Easy borlotti bean soup

This is a super easy, quick, one-pot recipe that we make on repeat in our house during winter. I spent so many years regrettably following a low FODMAP diet to help my IBS (which I now know is really SIBO) and not eating any beans (among all the other things) so I am loving incorporating beans regularly into my diet now.

I’ll do a blog post soon explaining IBS/SIBO and my journey with this gut condition soon.

Beans are packed full of nutrients like iron, magnesium and potassium, and fibre which makes them are so so good for our gut microbiome. They have prebiotic fibres like inulin, fructooligosaccharides (FOS) and galactooligosaccharides (GOS) which feed our beneficial gut bacteria for a healthy gut microbiome,

I always try to soak my quinoa for a few hours before cooking it to help remove the phytic acid, making it more digestible.

You can omit the prosciutto and up the beans to make it a plant based meal.

Ingredients:

  • 2 celery sticks - chopped into small pieces

  • 6 small potatoes - chopped into even sizes

  • 1 sheet of proscuitto - preferablly nitrate/preservative free (I buy Princi prosciutto). Chopped into small pieces

  • 1 can of organic tomatoes

  • 1L of beef stock (I love using the brand Urban Forager - no nasties!)

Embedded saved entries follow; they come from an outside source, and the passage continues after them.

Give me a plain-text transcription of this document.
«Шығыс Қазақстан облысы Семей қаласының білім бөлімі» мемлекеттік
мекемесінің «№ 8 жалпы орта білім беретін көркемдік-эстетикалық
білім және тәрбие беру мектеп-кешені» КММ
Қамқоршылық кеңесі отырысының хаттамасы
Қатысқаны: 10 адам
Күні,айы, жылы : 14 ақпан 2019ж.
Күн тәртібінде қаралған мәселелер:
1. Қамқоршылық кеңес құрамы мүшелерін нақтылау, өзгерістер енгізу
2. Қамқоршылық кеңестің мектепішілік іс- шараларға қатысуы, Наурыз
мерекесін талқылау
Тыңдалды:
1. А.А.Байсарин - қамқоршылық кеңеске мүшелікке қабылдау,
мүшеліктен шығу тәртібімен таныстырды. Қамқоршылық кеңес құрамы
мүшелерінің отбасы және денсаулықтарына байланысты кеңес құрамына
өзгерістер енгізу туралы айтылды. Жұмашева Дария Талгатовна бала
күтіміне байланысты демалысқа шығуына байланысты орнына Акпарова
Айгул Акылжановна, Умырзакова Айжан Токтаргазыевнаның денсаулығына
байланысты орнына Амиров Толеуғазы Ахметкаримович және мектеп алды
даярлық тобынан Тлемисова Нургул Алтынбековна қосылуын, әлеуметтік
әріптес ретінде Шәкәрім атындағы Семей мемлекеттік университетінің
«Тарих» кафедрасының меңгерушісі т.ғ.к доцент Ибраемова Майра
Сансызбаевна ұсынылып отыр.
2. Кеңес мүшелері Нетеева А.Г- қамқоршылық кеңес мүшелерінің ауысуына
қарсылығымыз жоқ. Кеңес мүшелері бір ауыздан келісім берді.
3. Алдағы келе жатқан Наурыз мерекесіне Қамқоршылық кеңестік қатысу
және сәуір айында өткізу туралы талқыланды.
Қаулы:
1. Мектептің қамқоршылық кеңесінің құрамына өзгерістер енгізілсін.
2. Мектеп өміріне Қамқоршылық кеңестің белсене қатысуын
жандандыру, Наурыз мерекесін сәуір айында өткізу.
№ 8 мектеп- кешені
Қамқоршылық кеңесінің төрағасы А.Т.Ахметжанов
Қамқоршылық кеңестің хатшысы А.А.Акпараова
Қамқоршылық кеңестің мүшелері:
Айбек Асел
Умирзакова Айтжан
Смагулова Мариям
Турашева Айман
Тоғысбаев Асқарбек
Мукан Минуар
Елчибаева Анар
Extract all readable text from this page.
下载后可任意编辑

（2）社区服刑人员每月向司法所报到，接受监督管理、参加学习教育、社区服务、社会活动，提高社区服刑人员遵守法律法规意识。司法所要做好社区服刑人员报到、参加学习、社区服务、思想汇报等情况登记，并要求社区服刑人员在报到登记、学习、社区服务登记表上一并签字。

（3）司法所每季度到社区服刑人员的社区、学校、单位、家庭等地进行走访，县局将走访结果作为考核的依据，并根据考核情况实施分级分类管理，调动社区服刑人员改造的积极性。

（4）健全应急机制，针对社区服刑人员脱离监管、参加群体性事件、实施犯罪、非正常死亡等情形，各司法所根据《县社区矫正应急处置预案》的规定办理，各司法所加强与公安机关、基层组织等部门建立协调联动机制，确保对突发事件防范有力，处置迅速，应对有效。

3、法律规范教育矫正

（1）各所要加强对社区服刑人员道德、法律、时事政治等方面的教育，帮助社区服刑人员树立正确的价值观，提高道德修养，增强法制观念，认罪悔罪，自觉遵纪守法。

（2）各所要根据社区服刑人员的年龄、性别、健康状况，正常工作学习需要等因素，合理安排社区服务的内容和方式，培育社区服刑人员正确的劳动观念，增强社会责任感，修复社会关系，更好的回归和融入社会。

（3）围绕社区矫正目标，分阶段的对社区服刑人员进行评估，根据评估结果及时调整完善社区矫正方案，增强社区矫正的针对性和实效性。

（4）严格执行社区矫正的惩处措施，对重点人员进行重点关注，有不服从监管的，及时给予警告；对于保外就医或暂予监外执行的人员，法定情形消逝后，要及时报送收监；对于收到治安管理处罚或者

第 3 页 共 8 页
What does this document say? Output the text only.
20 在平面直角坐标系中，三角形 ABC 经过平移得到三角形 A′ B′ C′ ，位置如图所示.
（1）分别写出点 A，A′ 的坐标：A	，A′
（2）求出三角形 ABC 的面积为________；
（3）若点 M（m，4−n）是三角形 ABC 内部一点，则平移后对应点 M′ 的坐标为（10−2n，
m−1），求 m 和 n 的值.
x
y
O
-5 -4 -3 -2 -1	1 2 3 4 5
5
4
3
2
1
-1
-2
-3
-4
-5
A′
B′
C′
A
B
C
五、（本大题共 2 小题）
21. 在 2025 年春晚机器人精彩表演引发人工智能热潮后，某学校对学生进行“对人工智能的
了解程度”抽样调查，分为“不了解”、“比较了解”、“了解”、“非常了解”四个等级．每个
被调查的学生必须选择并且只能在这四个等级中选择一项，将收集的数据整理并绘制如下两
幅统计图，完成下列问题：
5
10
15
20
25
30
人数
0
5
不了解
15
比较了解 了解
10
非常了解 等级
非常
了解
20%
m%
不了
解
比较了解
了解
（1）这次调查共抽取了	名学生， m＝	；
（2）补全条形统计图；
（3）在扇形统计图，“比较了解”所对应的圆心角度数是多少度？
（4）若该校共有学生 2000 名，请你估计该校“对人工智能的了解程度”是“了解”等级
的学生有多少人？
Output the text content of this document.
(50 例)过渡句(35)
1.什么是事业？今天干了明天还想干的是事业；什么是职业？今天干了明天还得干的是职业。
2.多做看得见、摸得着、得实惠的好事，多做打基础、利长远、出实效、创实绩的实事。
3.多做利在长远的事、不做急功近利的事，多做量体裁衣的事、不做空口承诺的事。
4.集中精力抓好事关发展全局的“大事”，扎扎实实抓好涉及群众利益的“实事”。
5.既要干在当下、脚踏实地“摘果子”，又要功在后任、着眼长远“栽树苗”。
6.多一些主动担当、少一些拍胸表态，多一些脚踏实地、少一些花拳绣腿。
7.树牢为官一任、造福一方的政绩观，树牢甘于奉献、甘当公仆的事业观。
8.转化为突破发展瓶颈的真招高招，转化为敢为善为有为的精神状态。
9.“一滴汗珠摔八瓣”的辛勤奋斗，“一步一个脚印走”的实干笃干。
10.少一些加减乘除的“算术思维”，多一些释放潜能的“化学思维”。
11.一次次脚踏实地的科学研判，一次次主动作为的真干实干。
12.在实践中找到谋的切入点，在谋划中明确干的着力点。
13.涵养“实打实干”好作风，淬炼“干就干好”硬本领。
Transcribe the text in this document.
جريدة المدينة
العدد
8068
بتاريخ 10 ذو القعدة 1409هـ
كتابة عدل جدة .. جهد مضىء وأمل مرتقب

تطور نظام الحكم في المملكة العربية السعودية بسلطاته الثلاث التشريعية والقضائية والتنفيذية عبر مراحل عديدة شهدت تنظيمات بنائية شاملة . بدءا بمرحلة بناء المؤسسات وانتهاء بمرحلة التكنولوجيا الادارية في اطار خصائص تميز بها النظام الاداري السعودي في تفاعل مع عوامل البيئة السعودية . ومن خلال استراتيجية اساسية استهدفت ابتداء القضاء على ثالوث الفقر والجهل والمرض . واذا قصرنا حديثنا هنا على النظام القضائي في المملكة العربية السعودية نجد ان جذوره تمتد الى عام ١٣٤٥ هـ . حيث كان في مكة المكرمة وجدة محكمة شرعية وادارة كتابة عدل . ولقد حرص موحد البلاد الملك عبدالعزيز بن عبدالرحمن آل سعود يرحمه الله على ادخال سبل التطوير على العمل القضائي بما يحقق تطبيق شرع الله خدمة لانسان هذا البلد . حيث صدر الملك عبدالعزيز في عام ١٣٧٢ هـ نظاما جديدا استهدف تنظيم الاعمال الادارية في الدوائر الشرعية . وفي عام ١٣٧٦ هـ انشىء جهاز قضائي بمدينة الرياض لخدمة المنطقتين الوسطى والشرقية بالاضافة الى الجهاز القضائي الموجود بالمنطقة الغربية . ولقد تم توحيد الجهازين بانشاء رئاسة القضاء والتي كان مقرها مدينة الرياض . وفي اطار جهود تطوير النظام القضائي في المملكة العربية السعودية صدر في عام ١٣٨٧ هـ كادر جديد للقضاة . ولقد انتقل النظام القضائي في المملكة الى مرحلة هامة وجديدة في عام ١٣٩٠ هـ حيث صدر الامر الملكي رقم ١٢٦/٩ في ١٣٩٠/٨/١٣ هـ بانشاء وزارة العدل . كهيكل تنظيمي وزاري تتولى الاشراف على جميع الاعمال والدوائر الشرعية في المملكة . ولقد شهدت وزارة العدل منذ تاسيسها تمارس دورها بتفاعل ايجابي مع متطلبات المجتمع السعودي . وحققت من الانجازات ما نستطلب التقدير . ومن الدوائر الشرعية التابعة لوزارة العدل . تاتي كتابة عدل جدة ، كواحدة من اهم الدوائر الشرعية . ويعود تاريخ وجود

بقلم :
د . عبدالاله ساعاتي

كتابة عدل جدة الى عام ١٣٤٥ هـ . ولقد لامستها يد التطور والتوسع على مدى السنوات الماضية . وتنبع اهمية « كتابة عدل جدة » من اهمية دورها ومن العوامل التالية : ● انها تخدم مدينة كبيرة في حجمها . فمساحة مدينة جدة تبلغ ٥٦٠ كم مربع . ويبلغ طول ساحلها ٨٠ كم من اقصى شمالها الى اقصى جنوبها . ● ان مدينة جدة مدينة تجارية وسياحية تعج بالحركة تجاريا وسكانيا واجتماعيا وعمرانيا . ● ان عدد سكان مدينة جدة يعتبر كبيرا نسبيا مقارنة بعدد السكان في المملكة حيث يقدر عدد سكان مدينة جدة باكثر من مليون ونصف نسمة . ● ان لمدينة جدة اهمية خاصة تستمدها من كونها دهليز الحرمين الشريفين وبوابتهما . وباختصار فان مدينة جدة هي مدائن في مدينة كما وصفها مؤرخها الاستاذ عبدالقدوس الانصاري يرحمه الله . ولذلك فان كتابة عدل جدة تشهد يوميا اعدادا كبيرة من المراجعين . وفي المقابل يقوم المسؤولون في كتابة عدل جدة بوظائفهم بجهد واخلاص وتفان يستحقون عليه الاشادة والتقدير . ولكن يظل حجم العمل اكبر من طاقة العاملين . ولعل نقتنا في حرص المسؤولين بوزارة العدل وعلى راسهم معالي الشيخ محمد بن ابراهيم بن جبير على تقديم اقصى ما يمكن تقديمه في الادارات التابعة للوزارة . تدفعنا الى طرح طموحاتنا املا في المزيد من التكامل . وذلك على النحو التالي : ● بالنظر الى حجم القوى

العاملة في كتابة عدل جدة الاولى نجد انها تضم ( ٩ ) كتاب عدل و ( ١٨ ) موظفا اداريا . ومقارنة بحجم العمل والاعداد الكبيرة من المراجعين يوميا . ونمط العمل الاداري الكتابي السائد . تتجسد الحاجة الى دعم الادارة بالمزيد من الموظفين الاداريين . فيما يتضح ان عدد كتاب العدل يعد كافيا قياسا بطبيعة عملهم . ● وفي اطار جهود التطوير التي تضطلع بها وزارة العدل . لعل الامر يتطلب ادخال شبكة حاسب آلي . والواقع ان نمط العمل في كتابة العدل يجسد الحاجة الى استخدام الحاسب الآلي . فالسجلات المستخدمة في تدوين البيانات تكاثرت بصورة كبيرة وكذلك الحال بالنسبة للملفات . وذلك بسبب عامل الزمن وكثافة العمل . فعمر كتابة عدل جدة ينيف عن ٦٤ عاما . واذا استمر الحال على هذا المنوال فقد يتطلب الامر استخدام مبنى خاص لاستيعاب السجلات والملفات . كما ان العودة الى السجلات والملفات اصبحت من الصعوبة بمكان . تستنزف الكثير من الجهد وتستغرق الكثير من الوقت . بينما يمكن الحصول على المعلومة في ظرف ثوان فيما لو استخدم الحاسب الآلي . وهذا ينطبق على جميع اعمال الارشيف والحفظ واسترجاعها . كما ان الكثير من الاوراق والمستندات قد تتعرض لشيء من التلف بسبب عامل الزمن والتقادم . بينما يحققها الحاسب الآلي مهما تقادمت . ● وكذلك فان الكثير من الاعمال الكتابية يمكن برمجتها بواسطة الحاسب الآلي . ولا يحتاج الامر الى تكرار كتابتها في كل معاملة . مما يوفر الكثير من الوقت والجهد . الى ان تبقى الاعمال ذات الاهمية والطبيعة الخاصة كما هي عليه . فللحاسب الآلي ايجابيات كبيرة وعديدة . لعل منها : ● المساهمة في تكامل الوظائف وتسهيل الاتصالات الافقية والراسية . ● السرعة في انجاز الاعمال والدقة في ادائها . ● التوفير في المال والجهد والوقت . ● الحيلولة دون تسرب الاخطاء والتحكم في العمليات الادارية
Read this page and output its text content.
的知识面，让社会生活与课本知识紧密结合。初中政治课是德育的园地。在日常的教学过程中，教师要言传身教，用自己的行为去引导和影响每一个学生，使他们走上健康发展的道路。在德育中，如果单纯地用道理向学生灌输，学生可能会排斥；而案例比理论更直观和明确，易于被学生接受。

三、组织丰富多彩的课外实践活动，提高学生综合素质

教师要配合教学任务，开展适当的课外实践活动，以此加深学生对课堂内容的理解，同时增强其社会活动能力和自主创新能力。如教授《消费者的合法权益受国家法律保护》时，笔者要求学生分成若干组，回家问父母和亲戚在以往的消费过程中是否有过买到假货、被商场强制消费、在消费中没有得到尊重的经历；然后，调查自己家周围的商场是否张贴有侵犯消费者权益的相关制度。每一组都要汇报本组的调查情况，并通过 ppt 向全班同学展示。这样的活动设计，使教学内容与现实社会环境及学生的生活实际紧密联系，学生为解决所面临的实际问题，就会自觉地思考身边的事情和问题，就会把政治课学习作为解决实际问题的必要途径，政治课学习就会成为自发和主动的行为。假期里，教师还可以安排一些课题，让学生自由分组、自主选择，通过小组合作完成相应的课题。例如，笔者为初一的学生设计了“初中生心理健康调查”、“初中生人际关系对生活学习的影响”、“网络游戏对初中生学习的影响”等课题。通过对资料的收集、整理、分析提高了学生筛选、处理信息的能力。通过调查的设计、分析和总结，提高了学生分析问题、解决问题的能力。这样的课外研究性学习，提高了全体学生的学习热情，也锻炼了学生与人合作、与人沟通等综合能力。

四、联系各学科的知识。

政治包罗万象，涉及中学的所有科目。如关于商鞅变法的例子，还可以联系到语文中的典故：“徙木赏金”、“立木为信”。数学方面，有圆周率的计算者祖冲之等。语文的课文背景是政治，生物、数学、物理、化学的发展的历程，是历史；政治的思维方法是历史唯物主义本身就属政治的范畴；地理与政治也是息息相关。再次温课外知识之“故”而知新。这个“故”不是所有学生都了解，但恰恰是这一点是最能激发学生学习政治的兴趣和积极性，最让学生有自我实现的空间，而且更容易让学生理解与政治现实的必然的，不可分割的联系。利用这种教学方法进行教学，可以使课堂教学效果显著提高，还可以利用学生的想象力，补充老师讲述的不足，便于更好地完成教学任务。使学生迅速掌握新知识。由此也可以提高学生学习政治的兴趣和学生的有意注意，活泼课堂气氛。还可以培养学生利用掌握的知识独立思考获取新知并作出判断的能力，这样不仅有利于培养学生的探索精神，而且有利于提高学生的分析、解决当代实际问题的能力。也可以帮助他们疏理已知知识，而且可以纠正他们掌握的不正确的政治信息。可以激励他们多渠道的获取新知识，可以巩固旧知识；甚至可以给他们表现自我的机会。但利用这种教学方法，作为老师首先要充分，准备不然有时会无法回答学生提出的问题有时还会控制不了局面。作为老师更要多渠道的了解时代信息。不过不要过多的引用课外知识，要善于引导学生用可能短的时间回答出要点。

  • 1 can of borlotti beans

  • 1/2 cup of quinoa (washed well and soaked for a few hours prior to cooking)

  • A good grind of pepper

Method

  1. Put a medium sized pot on medium heat, add a small amount of coconut oil.

  2. Add in the chopped up celery, potatoes and prosciutto, cook for 5 minutes.

  3. Add the can of tomatoes, 1L of beef stock and a good grind of pepper.

  4. Cover the pot and simmer on low heat for 1 hour.

  5. Add the borlotti beans and quinoa.

  6. Keep cooking until the quinoa is cooked and ready.

  7. Serve up and enjoy! - best enjoyed with a nice bit of bread lathered in butter.